Kapoor & Sons (Since 1921) may be a family drama, but it’s paced like a thriller. The viewer is taken briskly from line to line, and scene to scene. Despite its 140-minute running time, the storytelling is surprisingly economical; while one could argue about certain plot strands being there at all, there’s hardly a scene that feels superfluous or unnecessary to the narrative as it exists.

This commitment to pace is evident from the start. The film begins with Amarjeet Kapoor having a heart attack in his Coonoor home as his son, Harsh (Rajat Kapoor), and daughter-in-law, Sunita (Ratna Pathak Shah), argue in the other room. Ten minutes later, his grandsons, Arjun (Sidharth Malhotra) and Rahul (Fawad Khan), are shown to have flown in from New Jersey and London. Almost immediately, the family starts to bicker and small and big secrets start tumbling out. Harsh and Sunita—both of whom seem difficult to get along with—are having trouble keeping their marriage afloat. Arjun, who has been bouncing between careers, feels belittled by his parents and envies his older brother, a published novelist. Rahul, meanwhile, is feeling the pressure of being the perpetual peacemaker in the family.

Into this stormy mix, the film throws two sunny, uncomplicated personalities. The first is Amarjeet, played by Rishi Kapoor, who is made up to look like he’s 90. Dadu, as he’s called by everyone, only wants to smoke a little weed, watch a little porn and get a nice family portrait clicked (as with Amitabh Bachchan in Piku, this film manages to smuggle in progressive attitudes towards sex and drugs through the ramblings of a cantankerous old man). There’s also Tia (Alia Bhatt), another visitor with roots in Coonoor, whom Arjun meets at a party and immediately likes. She, however, is attracted to Rahul, unaware that he’s Arjun’s brother.

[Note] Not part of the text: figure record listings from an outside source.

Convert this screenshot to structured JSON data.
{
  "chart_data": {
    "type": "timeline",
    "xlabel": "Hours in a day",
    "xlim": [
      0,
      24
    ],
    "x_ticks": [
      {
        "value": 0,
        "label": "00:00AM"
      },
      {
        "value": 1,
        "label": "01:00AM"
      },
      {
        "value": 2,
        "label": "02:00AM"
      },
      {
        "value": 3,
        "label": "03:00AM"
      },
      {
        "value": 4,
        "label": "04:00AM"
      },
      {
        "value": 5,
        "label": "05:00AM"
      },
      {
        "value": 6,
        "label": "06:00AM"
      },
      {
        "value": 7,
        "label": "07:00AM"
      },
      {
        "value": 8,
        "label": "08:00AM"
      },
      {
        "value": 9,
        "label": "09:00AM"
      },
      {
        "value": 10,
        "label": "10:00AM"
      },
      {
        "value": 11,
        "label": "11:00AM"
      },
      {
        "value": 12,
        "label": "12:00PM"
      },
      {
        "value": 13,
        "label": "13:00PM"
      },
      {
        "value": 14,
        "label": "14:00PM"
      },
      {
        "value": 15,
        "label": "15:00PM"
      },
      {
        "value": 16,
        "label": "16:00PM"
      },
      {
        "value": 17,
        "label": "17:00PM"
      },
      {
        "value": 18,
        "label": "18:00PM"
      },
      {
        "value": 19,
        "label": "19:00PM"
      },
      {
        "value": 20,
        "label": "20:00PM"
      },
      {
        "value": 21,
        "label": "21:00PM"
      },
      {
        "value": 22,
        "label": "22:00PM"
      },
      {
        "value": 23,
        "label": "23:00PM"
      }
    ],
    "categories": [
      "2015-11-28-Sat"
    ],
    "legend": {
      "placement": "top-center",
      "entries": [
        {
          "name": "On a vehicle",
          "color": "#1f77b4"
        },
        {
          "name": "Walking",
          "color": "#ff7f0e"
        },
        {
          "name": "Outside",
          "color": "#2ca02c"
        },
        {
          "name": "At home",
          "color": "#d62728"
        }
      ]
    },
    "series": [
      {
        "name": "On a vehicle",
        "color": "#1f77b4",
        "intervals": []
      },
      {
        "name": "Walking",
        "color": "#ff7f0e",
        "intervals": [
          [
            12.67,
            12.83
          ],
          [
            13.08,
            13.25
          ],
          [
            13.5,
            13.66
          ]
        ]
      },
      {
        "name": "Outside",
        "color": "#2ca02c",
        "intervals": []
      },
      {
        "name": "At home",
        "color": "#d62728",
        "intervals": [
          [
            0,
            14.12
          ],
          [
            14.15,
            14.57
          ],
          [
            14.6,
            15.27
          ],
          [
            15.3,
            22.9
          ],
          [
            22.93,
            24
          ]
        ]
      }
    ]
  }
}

In most films, this triangle would have taken centre stage, but Shakun Batra, the director, is more interested in how the Kapoor family is cracking wide open. And boy, does it crack. Smaller arguments keep flaring up until finally, the sheer weight of grievances and resentments accumulated comes crashing down on the Kapoors.

Even as the characters lose control, the film never relinquishes it. Editor Shivkumar Panicker’s cross-cutting is often effective, especially when it’s working in tandem with the fleet, cutting script, by Batra and Ayesha DeVitre. Unlike other dysfunctional family films such as Finding Fanny and Dil Dhadakne Do, I didn’t care for just some of the characters, I felt for all of them. They are monumentally messed up, but it’s the messiness of real life, with a little Dharma gloss (and an irritating score) on top.

Even as it gently teases Khan’s ever-increasing hold over female fans in this country, the film also gives him his first good role in Hindi movies. His low-key charisma works for his character and makes a nice contrast with the more method-y approach of Malhotra, who, after Brothers, is playing the unappreciated son for the second time in 12 months. Pathak Shah and Rajat perform like the old pros they are. Rishi’s face doesn’t move under all that make-up, but his voice is alive with mischief. Yet, what Bhatt does with a role that could have been boilerplate Manic Pixie was, for me, the most pleasurable part of the film. Of all the stars in Bollywood today, she has the lightest touch. The way she holds certain words, repeats others, converts half-frowns into half-smiles—these are clues to her character that she’s casually tossing out like breadcrumbs. This trail was the most interesting thing in lesser films such as 2 States and Shaandaar; in Kapoor & Sons (Since 1921), it’s a brilliant grace note.